What the researchers wanted to know: Does the Alzheimer's drug galantamine hydrobromide help patients with chronic fatigue syndrome?
What they did: Four hundred thirty-four patients with chronic fatigue syndrome in five countries were randomly assigned to take galantamine or a placebo for 16 weeks. They were actually divided into five groups; one group received the placebo, and the other four got different amounts of the drug2.5 milligrams to 10 milligrams, three times a day. Neither the patients nor the doctors knew who was getting which treatment.
What they found: There was very little difference between galantamine and a placebo. On the upside, the drug seemed safe; but that's not much comfort when it doesn't relieve the symptoms.

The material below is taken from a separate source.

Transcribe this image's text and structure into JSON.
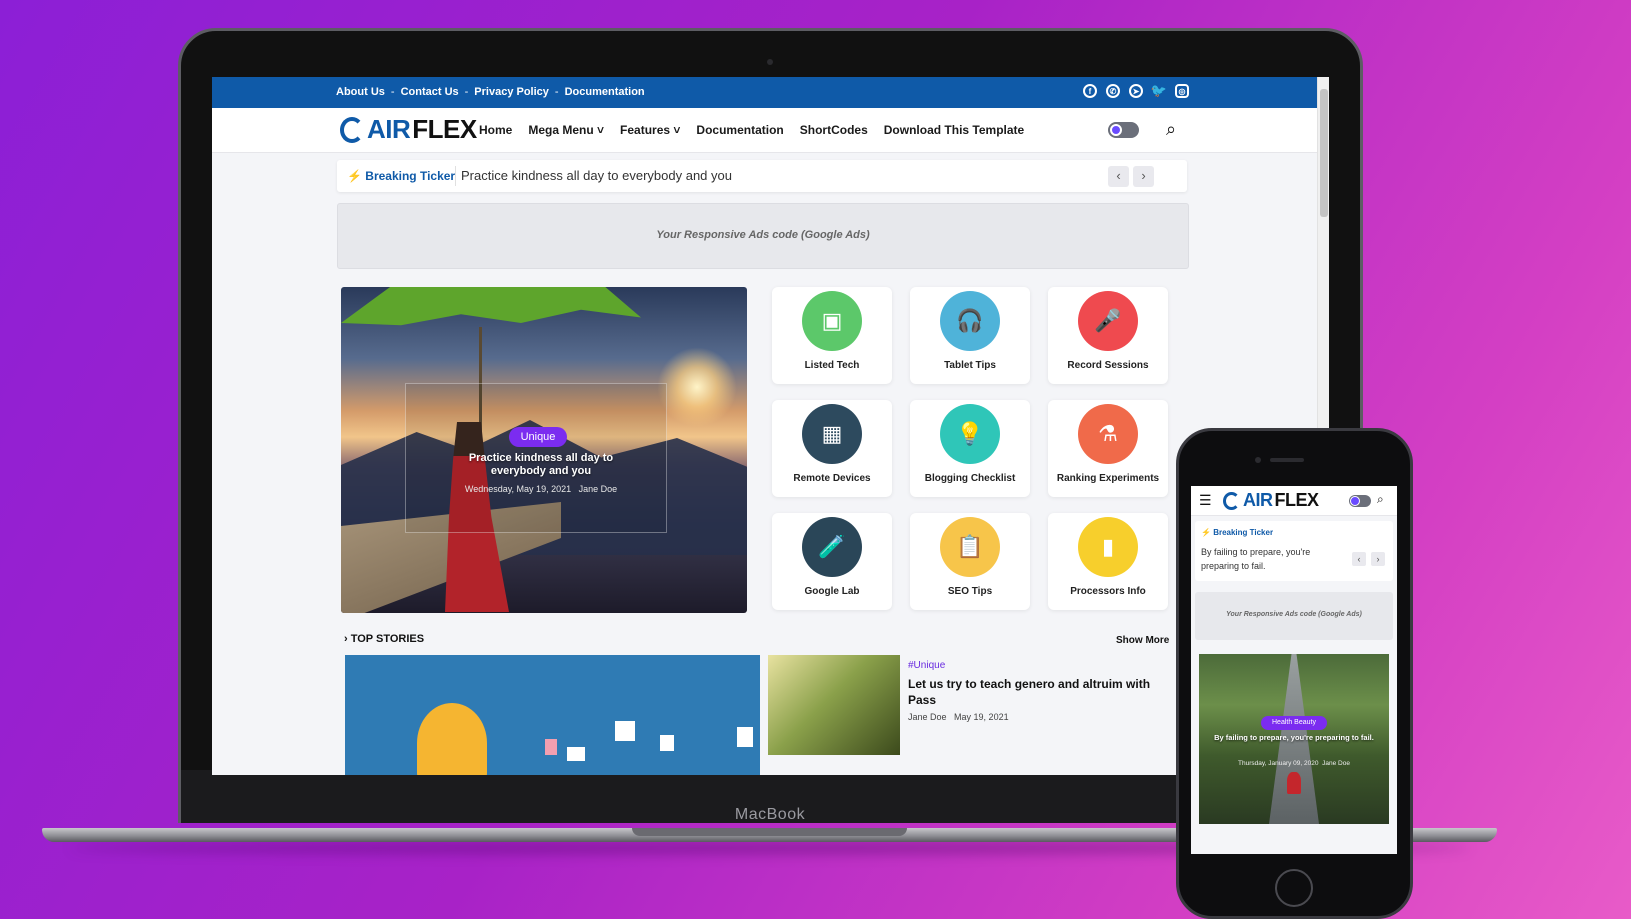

What the study means to you: Well, don't start taking galantamine for chronic fatigue syndrome. In an editorial that accompanies the article on this study, Stephen Straus, director of the National Institutes of Health's National Center for Complementary and Alternative Medicine, writes that this study is actually quite useful, since it suggests that chronic fatigue syndrome is not caused by problems with the cholinergic pathways, the aspect of the nervous system targeted by galantamine. Because the origins of the syndrome are so mysterious, any hint helps. He writes that the only treatments shown to help many patients are cognitive-behavioral therapy and exercise.
Find out more: Chronic fatigue syndrome: an explanation by the Centers for Disease Control and Prevention, which came up with the standard diagnosis for CFS used in this study. It also debunks some rumors on that site: In case you were wondering, the CDC says there is no evidence that people with chronic fatigue syndrome lose their fingerprints.
Read the article: Blacker, C.V.R., et al. "Effect of Galantamine Hydrobromide in Chronic Fatigue Syndrome." Journal of the American Medical Association. Sept. 8, 2004, Vol. 292, No. 10, pp. 1195-1204.